Programming Recommendations
- Community as the on-ramp: The strongest pathway to civic engagement is through reinforcing the belief that strong communities require participation, trust, and mutual responsibility. Encourage community behaviours like book clubs, recipe exchanges, craft nights, volunteer drives, neighborhood groups, school/community partnerships, and the PTA. Use social proof framing to increase social cohesion: “People like us helping the people around us.” The audience’s lifestyle signals initially appear highly individualistic: wellness, home aesthetics, parenting, routines, and self-help, so the recommendation is to focus on collective well-being rather than individual optimization. The strongest programming will show how personal stability is created and maintained through connected communities, trusted relationships, and people showing up for one another in everyday life.
- Lead with recognition, not instruction. “You already do this” content will outperform “here’s how to do this” content. Women in this audience have been running a household, raising kids, and showing up for their communities for potentially decades.

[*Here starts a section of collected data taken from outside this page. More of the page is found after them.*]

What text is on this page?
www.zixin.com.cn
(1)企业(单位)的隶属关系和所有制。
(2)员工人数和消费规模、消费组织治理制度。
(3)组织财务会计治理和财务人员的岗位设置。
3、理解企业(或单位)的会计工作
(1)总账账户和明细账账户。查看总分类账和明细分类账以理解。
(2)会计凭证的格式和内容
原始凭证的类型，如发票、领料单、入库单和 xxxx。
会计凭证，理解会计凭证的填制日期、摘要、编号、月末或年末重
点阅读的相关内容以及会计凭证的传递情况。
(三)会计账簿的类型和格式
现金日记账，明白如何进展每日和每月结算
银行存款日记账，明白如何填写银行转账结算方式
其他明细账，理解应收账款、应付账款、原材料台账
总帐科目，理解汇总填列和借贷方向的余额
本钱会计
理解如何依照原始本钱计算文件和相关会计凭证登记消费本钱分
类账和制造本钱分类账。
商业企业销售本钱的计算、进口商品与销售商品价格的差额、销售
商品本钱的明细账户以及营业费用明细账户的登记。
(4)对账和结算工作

They don’t need a tutorial, but they do need to be seen.
- Use cultural touchstones as mirrors: Reese Witherspoon, Jennifer Aniston, Melissa McCarthy, and Dolly Parton. Dolly Parton in particular is a near-perfect example: beloved across ideological lines, Southern, funny, generous, and unapologetically herself. Use emotionally-recognizable female archetypes rather than celebrity references themselves. The women who resonate most with this audience tend to feel warm, grounded, funny, capable, and socially approachable rather than elite, hyper-curated, or overly performative.

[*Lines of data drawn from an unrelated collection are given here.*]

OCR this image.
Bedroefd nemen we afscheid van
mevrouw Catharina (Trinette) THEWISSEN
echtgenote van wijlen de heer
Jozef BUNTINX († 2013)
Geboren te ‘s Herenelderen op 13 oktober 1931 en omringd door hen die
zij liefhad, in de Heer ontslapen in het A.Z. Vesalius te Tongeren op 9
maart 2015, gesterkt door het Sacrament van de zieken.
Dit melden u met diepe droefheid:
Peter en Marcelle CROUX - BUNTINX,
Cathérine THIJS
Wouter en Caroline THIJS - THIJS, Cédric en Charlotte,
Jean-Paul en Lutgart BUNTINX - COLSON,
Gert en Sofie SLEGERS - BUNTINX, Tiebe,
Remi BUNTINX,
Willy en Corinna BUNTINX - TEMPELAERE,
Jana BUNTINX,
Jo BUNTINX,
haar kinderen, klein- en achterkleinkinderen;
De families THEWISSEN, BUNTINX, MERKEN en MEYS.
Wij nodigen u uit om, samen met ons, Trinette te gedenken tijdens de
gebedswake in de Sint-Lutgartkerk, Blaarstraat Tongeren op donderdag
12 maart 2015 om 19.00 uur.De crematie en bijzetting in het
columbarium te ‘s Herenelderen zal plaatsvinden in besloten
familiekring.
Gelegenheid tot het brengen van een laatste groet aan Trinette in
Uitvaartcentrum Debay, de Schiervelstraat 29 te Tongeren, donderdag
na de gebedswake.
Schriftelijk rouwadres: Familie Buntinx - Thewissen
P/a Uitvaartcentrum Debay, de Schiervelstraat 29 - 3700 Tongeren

- Lean into the Southern/rural identity without making it exclusive. The values this audience holds are distinctly Southern—community, family, tradition, faith-adjacent warmth—but not geographically exclusive. Content that feels Southern in texture but universal in theme will travel.
- Practical tips should be home- and community-anchored. These women are not trying to optimize their morning routine or build a personal brand. They want to know how to make their neighborhood better, their family healthier, their home more beautiful.
- “Things we all do but never talk about” content should be domestic and maternal. The universal experiences that will resonate: the chaos of raising toddlers or teenagers, the bittersweet of kids leaving home, the complexity of being a daughter and a mother simultaneously, the quiet satisfaction of a clean house or a good meal.
- Frame civic information as “what your family needs to know.” This audience will engage with healthcare policy, election integrity, and cost-of-living content when it’s framed through the lens of their roles as a mother and community member. “Here’s what the new food safety rules mean for your family’s grocery cart” will outperform “here’s what Congress did.”
- Wellness interests can be connected to government trust. This audience over-indexes on organic certification, food supplements, and healthcare. Our strategy of using food safety and regulation as an on-ramp to building trust in government institutions is data-validated. They already care about what’s in their food—connecting that to the role of government is a natural bridge.
- Myth-busting should feel like a smart friend, not a fact-checker. They are curious and sometimes susceptible to wellness misinformation, but respond to trusted, warm guidance, not condescension.